The concept's normalization is thus not dependent on the template arguments in a given concept-id that names the concept, but something that is performed independently; however the use of a concept-id may be the trigger for performing normalization of a concept, [temp.constr.normal]/2:

[Note 1: Normalization of constraint-expressions is performed when determining the associated constraints ([temp.constr.constr]) of a declaration and when evaluating the value of an id-expression that names a concept specialization ([expr.prim.id]). — end note]
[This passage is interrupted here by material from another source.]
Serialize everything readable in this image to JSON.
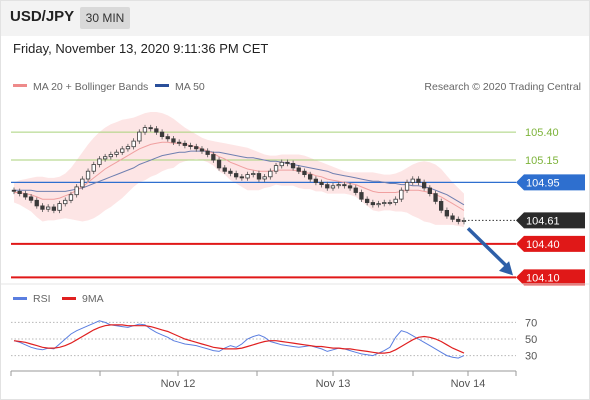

Constraint normalization is covered by [temp.constr.normal]/1, where particularly /1.4 is governing the OP's example:

The normal form of an expression E is a constraint that is defined as follows:

• [...]

• /1.4 The normal form of a concept-id C<A1, A2, ..., An> is the normal form of the constraint-expression of C, after substituting A1, A2, ..., An for C's respective template parameters in the parameter mappings in each atomic constraint. If any such substitution results in an invalid type or expression, the program is ill-formed; no diagnostic is required.

  [Example 1:

  template<typename T> concept A = T::value || true;
  template<typename U> concept B = A<U*>;
  template<typename V> concept C = B<V&>;
  

  Normalization of B's constraint-expression is valid and results in T​::​value (with the mapping T↦U*) ∨ true (with an empty mapping), despite the expression T​::​value being ill-formed for a pointer type T. Normalization of C's constraint-expression results in the program being ill-formed, because it would form the invalid type V&* in the parameter mapping. — end example]

The key question here is whether OP's example runs into the

substituting [...] in the parameter mappings in each atomic constraint. If any such substitution results in an invalid type or expression, the program is ill-formed; no diagnostic is required.

or not.

The normalization of refable's constraint-expression, however, results in true (with an empty mapping), with emphasis on the empty mapping in this normalized constraint. Thus, the normal form of OP's refable<void> concept-id, would be substituting void into the parameter mapping of the normalized form of refable, but this only contains an empty parameter mapping. Thus the program is not ill-formed, NDR under [temp.constr.normal]/1.4, and the parameter mapping will never fail as there is nothing to substitute in the single empty mapping.

The question whether

refable<void>

results in a satisfied (true) constraint or not (false) comes down to how to interpret [temp.constr.atomic]/3:

To determine if an atomic constraint is satisfied, the parameter mapping and template arguments are first substituted into its expression. If substitution results in an invalid type or expression, the constraint is not satisfied. [...]

This one is a bit tricky to read unambiguously (particularly the emphasized part), but as the parameter mapping is empty, there can be no substitution failure regarding the parameter mapping, and I interpret the emphasized part as substitution of template arguments into the normalized constraint-expression, which contains no template parameters, meaning there is no substitution failure. This would argue for GCC actually being correct to accept the program.